1. Prevent template injection
Never feed user‑controlled strings to django.template.Template. Instead, load templates from the filesystem using Django’s template loader, which only reads files from trusted directories.
Vulnerable:
from django.template import Template, Context
from django.http import HttpResponse
def bad_view(request):
tmpl = Template(request.GET.get('t', ''))
return HttpResponse(tmpl.render(Context({})))
Fixed:
from django.template.loader import get_template
from django.http import HttpResponse
def safe_view(request):
# Only allow a whitelist of template names
tname = request.GET.get('t', 'default.html')

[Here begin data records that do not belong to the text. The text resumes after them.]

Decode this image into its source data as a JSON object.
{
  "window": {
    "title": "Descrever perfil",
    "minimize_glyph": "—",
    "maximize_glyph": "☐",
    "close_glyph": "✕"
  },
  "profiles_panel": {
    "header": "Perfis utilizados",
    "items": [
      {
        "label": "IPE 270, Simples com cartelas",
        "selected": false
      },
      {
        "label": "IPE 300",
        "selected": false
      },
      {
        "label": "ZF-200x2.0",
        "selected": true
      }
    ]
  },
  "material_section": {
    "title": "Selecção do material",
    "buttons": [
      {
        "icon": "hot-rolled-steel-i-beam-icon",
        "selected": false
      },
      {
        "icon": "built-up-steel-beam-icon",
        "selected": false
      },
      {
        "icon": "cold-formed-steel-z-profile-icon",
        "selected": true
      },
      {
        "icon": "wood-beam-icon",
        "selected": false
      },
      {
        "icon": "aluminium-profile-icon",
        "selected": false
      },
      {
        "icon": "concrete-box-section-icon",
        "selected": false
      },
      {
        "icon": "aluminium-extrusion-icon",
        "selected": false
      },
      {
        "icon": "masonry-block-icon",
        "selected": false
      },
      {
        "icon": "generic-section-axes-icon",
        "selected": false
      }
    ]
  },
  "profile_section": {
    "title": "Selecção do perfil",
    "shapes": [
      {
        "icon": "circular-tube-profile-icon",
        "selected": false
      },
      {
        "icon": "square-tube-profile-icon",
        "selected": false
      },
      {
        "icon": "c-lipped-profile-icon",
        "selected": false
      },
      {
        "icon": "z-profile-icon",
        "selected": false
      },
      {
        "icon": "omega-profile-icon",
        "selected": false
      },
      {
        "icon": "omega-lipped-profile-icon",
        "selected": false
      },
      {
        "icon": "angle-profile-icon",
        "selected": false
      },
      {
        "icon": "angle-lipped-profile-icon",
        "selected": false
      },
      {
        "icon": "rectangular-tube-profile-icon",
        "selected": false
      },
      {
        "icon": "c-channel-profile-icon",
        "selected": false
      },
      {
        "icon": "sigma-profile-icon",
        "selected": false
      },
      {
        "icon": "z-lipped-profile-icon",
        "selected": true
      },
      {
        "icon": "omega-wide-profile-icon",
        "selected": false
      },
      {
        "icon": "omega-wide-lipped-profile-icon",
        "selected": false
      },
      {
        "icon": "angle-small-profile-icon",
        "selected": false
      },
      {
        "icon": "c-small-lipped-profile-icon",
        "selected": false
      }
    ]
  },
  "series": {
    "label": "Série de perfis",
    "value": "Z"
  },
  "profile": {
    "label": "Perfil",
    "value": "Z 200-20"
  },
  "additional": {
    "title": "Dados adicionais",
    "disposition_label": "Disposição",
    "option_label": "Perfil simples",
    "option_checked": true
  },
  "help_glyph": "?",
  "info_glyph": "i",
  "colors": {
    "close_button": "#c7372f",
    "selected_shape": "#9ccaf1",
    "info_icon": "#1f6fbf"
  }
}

if tname not in {'default.html', 'welcome.html'}:
tname = 'default.html'
tmpl = get_template(tname) # loads from TEMPLATES DIRS
return HttpResponse(tmpl.render({}))
Additionally, ensure that Django’s auto‑escaping is enabled (the default). If you must mark a string as safe, do so only after rigorous validation:
from django.utils.safestring import mark_safe
from django.utils.html import escape
def safe_mark(text):
# Allow only alphanumeric and spaces
if all(c.isalnum() or c.isspace() for c in text):
return mark_safe(text)
return escape(text)
2. Replace pickle with JSON for serialization
Django’s cache, sessions, and serializers can be configured to use JSON, which does not allow arbitrary code execution.
settings.py – sessions:
SESSION_SERIALIZER = 'django.contrib.sessions.serializers.JSONSerializer'
settings.py – cache (using locmem as example):
CACHES = {
'default': {
'BACKEND': 'django.core.cache.backends.locmem.LocMemCache',
'SERIALIZER': 'django.core.cache.serializers.json.JSONSerializer',
}
}
If you must accept binary data from clients, validate it against a strict schema (e.g., using jsonschema) before any processing, and never pass it to pickle.loads.
3. Leverage Django’s built‑in security middleware
Enable django.middleware.security.SecurityMiddleware and set SECURE_CONTENT_TYPE_NOSNIFF, SECURE_BROWSER_XSS_FILTER, and SECURE_HSTS_SECONDS to reduce the impact of any remaining injection vectors.
By combining these practices — restricting template sources, avoiding pickle, and relying on Django’s auto‑escaping and JSON serializers — you eliminate the pathways that lead to a sandbox escape while still delivering full functionality.